I am in it. Totally. We had our date night last night. Can you imagine? That’s really stuff you hear about in sappy tv shows and movies. But we actually have one and we’re true to it. So we went out to the new Hudson River Park that is right on the water on the west side of NY and you have a perfect view of the Jersey skyline and we watched all the ferries go by and watched the skyline go from grey to black. The classic R&B band Chic was performing in the park so we were surrounded by music and children and folks just being. And I sat my head in his lap and he played with my hair and we felt the need to talk about NOTHING important. And we were in no rush. It was really wonderful. When we’re good we’re so good. When we’re bad… I’m the only one who thinks so. ha! Because he never sees anything wrong with us. He’s so much more patient than I’ll ever be… so I’m not sure about getting to that point one day. I’ll work towards it. But at least he is willing to work with me. I guess I’m the project this time around. I just don’t understand why it took me this long to know that I could live sweetly with someone and have no drama if I wanted to. This is the most drama free I’ve been in a long time. And I’m so happy for it. I don’t have to have my heart broken to appreciate it feeling whole. But having had it broken is making me know the wholeness so much more intimately.

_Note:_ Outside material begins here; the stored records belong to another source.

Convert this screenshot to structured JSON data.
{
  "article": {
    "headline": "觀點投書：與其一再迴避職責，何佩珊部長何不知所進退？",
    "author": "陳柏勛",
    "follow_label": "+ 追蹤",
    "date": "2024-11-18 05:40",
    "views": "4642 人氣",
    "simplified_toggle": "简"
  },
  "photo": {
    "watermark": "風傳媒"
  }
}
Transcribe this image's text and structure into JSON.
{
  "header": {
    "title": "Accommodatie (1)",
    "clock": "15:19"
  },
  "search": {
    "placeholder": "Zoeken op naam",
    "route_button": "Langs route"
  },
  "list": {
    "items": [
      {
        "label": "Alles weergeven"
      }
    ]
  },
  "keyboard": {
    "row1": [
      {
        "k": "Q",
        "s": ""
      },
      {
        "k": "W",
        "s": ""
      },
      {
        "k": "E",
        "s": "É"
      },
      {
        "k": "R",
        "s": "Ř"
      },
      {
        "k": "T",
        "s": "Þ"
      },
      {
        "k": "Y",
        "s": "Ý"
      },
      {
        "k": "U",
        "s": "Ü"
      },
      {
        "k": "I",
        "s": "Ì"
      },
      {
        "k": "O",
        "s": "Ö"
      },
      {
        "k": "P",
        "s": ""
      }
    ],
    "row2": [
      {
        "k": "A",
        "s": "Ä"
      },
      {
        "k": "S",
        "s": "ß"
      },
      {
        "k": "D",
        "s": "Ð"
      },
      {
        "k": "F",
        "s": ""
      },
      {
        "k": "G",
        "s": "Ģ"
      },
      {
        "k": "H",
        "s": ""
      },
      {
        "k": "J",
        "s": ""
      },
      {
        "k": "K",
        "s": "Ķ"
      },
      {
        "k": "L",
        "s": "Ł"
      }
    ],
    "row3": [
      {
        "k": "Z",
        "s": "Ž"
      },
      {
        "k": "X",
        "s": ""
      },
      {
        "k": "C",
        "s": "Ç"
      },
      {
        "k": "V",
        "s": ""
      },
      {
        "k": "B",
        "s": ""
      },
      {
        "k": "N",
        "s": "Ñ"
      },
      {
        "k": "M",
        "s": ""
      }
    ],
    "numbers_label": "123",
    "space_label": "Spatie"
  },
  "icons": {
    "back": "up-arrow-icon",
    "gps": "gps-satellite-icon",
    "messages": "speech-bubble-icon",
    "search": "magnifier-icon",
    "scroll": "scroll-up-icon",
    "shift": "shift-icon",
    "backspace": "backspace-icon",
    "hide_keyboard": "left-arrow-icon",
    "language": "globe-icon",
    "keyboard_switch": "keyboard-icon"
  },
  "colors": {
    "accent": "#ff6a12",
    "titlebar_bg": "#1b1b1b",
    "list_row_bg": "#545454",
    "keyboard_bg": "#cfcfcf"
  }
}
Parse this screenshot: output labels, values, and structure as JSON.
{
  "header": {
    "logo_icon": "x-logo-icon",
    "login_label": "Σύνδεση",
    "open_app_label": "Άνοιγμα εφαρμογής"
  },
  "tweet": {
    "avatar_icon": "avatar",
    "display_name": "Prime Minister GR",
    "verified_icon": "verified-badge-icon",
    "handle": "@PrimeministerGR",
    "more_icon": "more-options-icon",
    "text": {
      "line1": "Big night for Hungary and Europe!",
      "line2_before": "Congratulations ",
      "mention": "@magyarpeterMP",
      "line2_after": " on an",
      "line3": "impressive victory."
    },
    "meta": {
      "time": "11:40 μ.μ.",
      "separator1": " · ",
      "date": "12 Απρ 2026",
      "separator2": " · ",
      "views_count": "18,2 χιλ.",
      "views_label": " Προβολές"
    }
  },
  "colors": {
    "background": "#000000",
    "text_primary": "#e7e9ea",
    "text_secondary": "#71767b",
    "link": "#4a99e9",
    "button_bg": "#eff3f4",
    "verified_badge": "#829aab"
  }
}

I had dinner with my brother 2 nights ago and I told him about the cloud temple dream. And he suggested that it might be how I feel about turning 30. I NEVER thought about it that way. But strangely enough, this is the first dream that I didn’t search for too much meaning out of either. I was contented with it just making me calm and serene. But perhaps that is how I feel. Mom reprimanded me last night for referring to myself as 30 already. I’m like… c’mon. It’s 4 months out. Does it matter that I hold on to 29 till the last minute? I don’t see the importance of it. But maybe I’ll do it to keep folks off my back 😉
I spoke with Sug yesterday. Strangely enough… I don’t do that so much anymore. Dom suggested to me that it’s because in my mind she’s already gone and I’ve prepared my mind to not speak to her anymore. That’s sad that I do that. Kill people off in my mind. But I’m realizing now more than ever that I’ve built all of these defense mechanisms that quietly work in the background and I don’t realize they’ve gone into effect until later…
I found some old journal entries from 2000 and 2001. I’ll post them today. It’s funny to look back and see what I was thinking back then.